CINCO
Lo que había dicho Greta —que había sabido de la enfermedad de Finn antes que yo— era probablemente cierto. Mi hermana no estaba presente cuando yo me enteré. Ese día se suponía que mi madre me iba a llevar al dentista, pero entonces, sin pronunciar palabra, giró a la izquierda en Main en lugar de a la derecha, y lo siguiente que supe fue que estábamos en la cafetería Mount Kisco Diner. Tendría que haber sospechado desde el principio que había algo raro, porque Greta y yo siempre íbamos juntas al dentista, y en esa ocasión solo estábamos mi madre y yo. Quizá mi madre tenía la esperanza de que no ir al dentista me aliviaría tanto que la noticia de Finn no me caería tan mal. Se equivocaba. Me gusta ir al dentista. Me gusta el sabor del gel de flúor y me gusta que, durante los veinte minutos que paso en la silla del doctor Shippee, mis dientes sean para él lo más importante del mundo.
Nos sentamos en un reservado, lo cual significaba que disponíamos de una gramola para nosotras. Sin que se lo pidiera, mi madre me dio una moneda y me dijo que eligiera unas canciones.
—Algo bueno, ¿vale? Algo alegre.
Asentí. No sabía de qué íbamos a hablar, así que elegí «Los Cazafantasmas», «Girls just want to have fun», y «99 Luftballons». La máquina tenía las versiones inglesa y alemana de esta última canción. Escogí la alemana porque molaba más.
Mi madre pidió un café y nada para comer. Yo, tarta de limón y batido de chocolate.
«Los Cazafantasmas» empezó a sonar mientras yo repasaba las canciones de la gramola, leyendo los títulos uno a uno, preguntándome si habría elegido bien. De repente, mi madre puso su mano encima de la mía.
—June —dijo, parecía que estaba a punto de echarse a llorar.
—¿Sí?
Respondió algo tan bajito que no lo oí.
—¿Qué? —pregunté, apoyándome en la mesa para acercarme a ella.
Lo repitió, pero solo pude ver sus labios moviéndose, como si no se esforzara por que la oyera.
Sacudí la cabeza. En la máquina, Ray Parker Jr. cantaba a todo pulmón que no tenía miedo de ningún fantasma.
Mi madre me indicó el asiento junto a ella y me senté a su lado. Entonces me agarró la cabeza y la acercó hasta que su boca rozó mi oreja.

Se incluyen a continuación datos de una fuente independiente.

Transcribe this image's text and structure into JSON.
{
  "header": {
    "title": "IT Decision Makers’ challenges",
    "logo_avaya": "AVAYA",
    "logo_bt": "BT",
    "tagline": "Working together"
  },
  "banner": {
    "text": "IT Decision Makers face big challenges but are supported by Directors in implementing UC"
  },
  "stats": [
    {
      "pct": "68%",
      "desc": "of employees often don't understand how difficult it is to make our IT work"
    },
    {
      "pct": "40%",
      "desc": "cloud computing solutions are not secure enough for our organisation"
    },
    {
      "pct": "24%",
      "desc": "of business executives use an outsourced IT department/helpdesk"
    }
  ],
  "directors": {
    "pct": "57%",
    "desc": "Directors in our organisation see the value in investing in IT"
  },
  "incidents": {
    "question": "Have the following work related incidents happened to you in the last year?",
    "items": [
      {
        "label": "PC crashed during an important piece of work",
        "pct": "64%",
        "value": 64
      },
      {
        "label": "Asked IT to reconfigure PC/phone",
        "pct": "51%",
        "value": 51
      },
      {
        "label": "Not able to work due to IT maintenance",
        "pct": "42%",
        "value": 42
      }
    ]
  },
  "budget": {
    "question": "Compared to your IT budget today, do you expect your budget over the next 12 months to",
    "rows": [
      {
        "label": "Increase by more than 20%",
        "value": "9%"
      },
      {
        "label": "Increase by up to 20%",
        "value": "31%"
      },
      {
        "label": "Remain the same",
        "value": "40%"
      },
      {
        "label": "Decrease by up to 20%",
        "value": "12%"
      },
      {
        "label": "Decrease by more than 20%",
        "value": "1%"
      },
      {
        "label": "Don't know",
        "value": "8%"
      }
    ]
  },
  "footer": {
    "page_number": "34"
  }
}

—Finn está muriéndose, June —dijo.
Podía haber dicho que mi tío estaba enfermo —incluso muy enfermo—, pero optó por decirme directamente que su hermano se estaba muriendo. No siempre había sido así. No era de las que sueltan sin más las crudas verdades, pero quizá esa vez pensó que supondría menos palabrería, menos explicaciones. Porque ¿cómo iba a explicar algo así? ¿Quién podría? Me acercó a ella y nos quedamos así unos segundos, sin querer mirar a los ojos de la otra. Fue como si se produjera un atasco de tráfico en mi cerebro, pese a que había cientos de cosas que supuestamente debía decir.
—¿Tarta de limón?
De repente la camarera estaba ahí, con mi tarta en la mano, y tuve que apartarme y asentir. Miré aquella ridícula tarta esponjosa y feliz, y no me pude creer que apenas unos minutos antes yo fuera una chica a la que le apeteciese algo así.
—¿Cómo se está muriendo? —fue lo que finalmente dije.
Mi madre deslizó su dedo índice por la mesa: SIDA, escribió. Luego, como si la mesa fuera una pizarra, lo borró con la palma.
—¡Vaya! —Me levanté y volví a mi lado de la mesa. La tarta estaba allí mofándose de mí. Clavé el tenedor en ese estúpido y esperanzador merengue y lo abrí en canal.
Luego pegué la oreja al altavoz de la gramola. Cerré los ojos e intenté que todo el local desapareciera. Al comenzar «99 Luftballons», me senté y esperé a que Nena dijera «captain Kirk», las dos únicas palabras que comprendía de toda la canción.